ZooKeeper Provider Configuration and Descriptor Management

Provider configurations and descriptors are the recently-added Knox topology building blocks. They can be combined to produce topology deployments. Knox instances can be configured to monitor a ZooKeeper ensemble to consume and apply changes to provider configurations and descriptors to effect changes to their deployed topologies. When multiple Knox instances are configured to monitor the same ZooKeeper ensemble in this way, they stay synchronized in terms of their respective deployed topologies.

The following properties must be defined in gateway-site for each Knox instance:

First, a connection to a ZooKeeper ensemble must be defined.
In this example, the my-zookeeper-client part of the property name is an arbitrary identifier:

<property>
  <name>gateway.remote.config.registry.my-zookeeper-client</name>
  <value>type=ZooKeeper;address=zkhost1:2181,zkhost2:2181,zkhost3:2181</value>
<property>

The remote configuration monitor must then be configured to use that ZooKeeper ensemble connection

<property>
  <name>gateway.remote.config.monitor.client</name>
  <value>my-zookeeper-client</value>
<property>

With this configuration, each Knox instance will monitor the ZooKeeper ensemble for changes to provider configurations and descriptors. Additions and modifications will result in topology [re]generations and [re]deployments, and deletions will result in topology deletions and undeployments.

If all the Knox instances are being managed by Ambari, then these gateway-site configuration changes can be made once and for all. For other deployment scenarios, these properties will have to be specified in each Knox instance’s gateway-site configuration.

More details about this configuration are available in the User Guide.


Service Discovery & Topology Generation

Service discovery is the facility by which Knox can process a set of declared Hadoop service roles in a descriptor, populating their respective endpoint URLs by interrogating a specified Ambari cluster. With the ZooKeeper monitoring enabled, any changes to provider configurations or descriptors will trigger this service discovery and topology generation to produce an updated topology deployment.

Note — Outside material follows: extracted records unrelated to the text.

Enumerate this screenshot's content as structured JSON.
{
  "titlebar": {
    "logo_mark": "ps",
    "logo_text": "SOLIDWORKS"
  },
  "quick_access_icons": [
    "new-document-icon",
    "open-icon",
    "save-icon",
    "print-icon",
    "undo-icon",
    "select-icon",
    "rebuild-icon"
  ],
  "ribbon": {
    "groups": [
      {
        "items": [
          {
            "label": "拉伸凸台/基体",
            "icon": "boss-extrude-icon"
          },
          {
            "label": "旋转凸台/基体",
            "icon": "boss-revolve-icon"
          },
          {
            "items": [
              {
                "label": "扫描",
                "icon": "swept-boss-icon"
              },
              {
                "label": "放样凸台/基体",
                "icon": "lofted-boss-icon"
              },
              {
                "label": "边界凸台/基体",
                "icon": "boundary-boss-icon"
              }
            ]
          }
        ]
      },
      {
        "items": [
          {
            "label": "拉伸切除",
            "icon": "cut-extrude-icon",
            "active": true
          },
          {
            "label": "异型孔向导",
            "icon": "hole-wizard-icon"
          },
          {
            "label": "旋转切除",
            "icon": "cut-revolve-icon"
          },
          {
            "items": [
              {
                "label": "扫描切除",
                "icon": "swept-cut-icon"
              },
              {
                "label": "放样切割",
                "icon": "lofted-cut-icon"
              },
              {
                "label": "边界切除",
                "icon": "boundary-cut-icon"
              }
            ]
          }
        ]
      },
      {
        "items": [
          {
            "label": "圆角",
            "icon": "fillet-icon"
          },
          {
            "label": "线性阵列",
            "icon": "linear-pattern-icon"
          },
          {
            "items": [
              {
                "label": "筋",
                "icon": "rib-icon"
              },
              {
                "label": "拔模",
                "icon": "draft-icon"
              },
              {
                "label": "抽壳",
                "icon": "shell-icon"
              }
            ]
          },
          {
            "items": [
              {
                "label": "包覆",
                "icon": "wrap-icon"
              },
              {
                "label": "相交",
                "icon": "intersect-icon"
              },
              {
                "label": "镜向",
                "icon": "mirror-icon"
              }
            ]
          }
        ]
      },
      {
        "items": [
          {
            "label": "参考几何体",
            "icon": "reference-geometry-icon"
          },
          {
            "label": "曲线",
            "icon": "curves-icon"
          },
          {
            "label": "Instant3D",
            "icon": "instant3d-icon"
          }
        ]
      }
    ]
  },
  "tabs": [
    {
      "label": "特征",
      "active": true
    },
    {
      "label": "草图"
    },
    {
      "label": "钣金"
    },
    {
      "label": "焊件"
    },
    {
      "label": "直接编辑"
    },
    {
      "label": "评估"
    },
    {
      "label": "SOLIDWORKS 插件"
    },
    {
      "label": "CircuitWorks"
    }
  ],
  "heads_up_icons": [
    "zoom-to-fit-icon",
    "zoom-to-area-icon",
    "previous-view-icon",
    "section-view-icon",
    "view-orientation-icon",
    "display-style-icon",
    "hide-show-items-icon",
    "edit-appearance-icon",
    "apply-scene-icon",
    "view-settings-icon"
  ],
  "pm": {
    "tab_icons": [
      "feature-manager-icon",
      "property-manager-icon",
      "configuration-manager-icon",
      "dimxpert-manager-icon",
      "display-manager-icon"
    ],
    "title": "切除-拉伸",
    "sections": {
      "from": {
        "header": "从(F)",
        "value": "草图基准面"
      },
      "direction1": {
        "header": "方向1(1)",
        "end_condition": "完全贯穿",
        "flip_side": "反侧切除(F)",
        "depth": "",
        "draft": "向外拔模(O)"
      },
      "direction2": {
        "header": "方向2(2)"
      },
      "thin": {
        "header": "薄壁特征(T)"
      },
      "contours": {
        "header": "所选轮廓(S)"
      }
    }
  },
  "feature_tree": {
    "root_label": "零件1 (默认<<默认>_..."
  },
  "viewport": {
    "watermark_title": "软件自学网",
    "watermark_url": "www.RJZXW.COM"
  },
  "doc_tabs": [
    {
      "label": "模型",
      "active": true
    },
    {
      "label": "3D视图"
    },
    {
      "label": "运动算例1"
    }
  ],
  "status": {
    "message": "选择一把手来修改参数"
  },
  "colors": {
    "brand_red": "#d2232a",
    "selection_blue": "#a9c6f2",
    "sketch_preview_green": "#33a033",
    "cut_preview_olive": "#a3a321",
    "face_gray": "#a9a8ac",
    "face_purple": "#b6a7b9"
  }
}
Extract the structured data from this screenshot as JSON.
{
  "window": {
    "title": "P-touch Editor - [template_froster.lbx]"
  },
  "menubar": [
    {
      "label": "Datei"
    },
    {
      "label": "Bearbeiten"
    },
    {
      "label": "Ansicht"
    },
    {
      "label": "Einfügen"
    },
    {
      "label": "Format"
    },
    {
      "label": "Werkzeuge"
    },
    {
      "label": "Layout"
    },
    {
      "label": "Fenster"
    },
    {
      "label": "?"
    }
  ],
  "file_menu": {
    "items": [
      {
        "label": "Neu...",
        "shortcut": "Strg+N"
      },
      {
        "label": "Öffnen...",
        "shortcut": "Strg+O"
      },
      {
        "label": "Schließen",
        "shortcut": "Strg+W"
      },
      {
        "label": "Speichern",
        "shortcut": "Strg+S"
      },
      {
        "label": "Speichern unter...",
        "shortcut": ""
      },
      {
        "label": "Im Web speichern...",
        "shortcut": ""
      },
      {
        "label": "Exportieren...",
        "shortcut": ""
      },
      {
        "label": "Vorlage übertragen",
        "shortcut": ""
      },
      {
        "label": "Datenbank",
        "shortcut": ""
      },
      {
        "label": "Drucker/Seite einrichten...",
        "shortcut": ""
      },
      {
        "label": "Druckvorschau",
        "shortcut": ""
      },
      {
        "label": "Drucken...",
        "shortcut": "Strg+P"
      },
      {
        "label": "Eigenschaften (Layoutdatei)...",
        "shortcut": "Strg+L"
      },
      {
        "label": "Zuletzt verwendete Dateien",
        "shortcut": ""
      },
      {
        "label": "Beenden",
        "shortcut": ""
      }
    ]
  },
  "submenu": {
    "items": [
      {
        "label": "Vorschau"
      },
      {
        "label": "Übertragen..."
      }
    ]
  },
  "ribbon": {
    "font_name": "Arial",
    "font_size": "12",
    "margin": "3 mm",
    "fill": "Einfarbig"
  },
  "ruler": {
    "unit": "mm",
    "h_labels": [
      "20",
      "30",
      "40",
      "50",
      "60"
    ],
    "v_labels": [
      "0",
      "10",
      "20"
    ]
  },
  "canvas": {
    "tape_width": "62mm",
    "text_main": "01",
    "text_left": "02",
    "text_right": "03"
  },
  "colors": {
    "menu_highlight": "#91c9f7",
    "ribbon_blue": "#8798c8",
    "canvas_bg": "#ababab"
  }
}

The Ambari cluster details are specified in the descriptors themselves, or defaults can be defined in the gateway-site configuration.

If no discovery address is specified in a descriptor, Knox will check for the following property in gateway-site:

<property>
  <name>gateway.discovery.default.address</name>
  <value>http://ambarihost:8080</value>
<property>

If no cluster name is specified in a descriptor, Knox will check for the following property in gateway-site:

<property>
  <name>gateway.discovery.default.cluster</name>
  <value>myCluster</value>
<property>

If no discovery credentials are specified in a descriptor, Knox will refer to the default aliases and attempt to use their values:

  • ambari.discovery.user The default Ambari discovery username
  • ambari.discovery.password The default Ambari discovery password

These default aliases are especially useful if a Knox instance will be deploying multiple topologies based on the same cluster.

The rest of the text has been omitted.